Back in 1989, British Airways announced plans to buy United Airlines. It never happened. In 1992, it struck a deal to invest $750 million in US Air. It never happened—US Air became US Airways, tried to merge with United, and eventually did a deal with America West in 2005. BA made at least two serious runs at KLM, the Dutch carrier that merged with Air France in 2004. Last year, it was going to be British Airways and Qantas, the Australian carrier. And after twice failing to gain approval for a wide-ranging antitrust deal with American Airlines, BA is currently trying again, this time in a menage a trois with Iberia.
It's easy to laugh at the corporate travails of the carrier that once claimed to be "world's favorite airline," but BA's careening from partner to partner is hardly unique. Merging—and talking about merging—is what big airlines do instead of running a tight financial ship, turning a profit or, heaven forfend, focusing on customers.

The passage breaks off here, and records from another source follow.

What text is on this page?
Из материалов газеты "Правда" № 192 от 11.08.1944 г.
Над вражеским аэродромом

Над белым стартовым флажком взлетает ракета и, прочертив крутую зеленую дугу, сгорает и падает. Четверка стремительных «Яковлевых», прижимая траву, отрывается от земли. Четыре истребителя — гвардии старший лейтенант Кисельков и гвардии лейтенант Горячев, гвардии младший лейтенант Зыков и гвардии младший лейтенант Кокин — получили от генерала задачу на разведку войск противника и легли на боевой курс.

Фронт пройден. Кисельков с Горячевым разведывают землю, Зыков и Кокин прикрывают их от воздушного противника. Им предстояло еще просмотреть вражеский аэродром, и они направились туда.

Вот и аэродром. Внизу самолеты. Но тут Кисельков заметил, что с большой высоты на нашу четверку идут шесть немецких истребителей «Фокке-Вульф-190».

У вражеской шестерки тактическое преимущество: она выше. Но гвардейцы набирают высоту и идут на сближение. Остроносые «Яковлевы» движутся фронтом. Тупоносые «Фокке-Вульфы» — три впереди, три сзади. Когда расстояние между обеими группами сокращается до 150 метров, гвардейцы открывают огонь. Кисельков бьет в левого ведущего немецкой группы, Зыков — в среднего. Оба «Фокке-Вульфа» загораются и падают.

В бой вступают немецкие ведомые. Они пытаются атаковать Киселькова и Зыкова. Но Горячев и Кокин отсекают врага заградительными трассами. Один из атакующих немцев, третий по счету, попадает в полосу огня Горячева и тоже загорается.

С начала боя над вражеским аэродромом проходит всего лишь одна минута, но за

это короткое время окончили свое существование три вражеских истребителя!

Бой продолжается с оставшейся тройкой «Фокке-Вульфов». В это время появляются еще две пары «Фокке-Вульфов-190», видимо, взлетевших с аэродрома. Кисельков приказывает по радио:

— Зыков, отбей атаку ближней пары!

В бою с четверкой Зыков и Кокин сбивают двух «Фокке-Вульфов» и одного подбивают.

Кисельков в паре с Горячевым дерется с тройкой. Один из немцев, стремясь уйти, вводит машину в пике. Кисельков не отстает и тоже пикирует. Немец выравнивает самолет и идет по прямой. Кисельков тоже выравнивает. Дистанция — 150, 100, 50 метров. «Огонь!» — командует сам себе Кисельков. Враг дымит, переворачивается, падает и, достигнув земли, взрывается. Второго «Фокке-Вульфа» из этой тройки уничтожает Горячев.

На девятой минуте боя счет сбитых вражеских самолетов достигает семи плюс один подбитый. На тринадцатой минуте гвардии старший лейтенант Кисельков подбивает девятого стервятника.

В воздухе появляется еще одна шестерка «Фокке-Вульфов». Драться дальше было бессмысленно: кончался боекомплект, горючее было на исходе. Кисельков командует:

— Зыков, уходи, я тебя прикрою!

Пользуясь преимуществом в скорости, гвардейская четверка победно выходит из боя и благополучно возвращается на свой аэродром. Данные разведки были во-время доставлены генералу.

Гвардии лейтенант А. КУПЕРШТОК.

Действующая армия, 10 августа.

"I compare it to two drunks, where you assume that if they hold on to each other, they will walk straight," airline consultant Adam Pilarski told Time magazine over the weekend.
Pilarksi's metaphor, gleefully echoed in snarky statements issued by two of BA's low-fare competitors, is apt. BA and Iberia have lost a combined $800 million in the last six months, and both face potentially crippling strikes in the coming weeks. Delta Air Lines, which merged with Northwest Airlines last year, and American Airlines are money losers too, but they're both pursuing Japan Airlines, the cash-consuming giant of the Asian skies. In Latin America, Avianca of Colombia and TACA, a consortium of Central American carriers, last month announced their own merger. The chief executives of US Airways and United Airlines, which have been bankrupt a total of three times this decade, have also tried to arrange mergers.
What drives the urge to merge? The chimera of cost savings. At least on paper, merged carriers can slash back-office, information-technology, and fleet-maintenance expenses. They can share airport facilities such as check-in desks, gates, and passenger lounges. Joint procurement of everything from airsick bags to jet fuel saves money. Merged carriers can eliminate duplicative routes and shed excess aircraft, thus giving them leverage to drive up fares. For their parts, BA and Iberia claim the merger will generate $600 million in savings by the fifth year.
And then there is the oft-repeated cliche, trotted out during every merger announcement, that bigger is not only better, but inevitable. Or as British Airways chief executive Willie Walsh said last week: "Consolidation is happening in our industry, and it is critical that BA starts participating in that."
In practice, however, bigger isn't probably better, and the promised cost savings rarely add up. Thanks to its purchase of Northwest, Delta is now the world's largest airline, and it originally promised upwards of $2 billion in merger-related savings. But the payoff has been diluted because the labor groups at mostly nonunion Delta and mostly-unionized Northwest haven't been harmonized. Nearly five years after the merger that created what we now call US Airways, pilots who once worked for the old US Airways and pilots from the former America West continue to squabble amongst themselves, in the courts, and with management. They still haven't reached a contract agreement.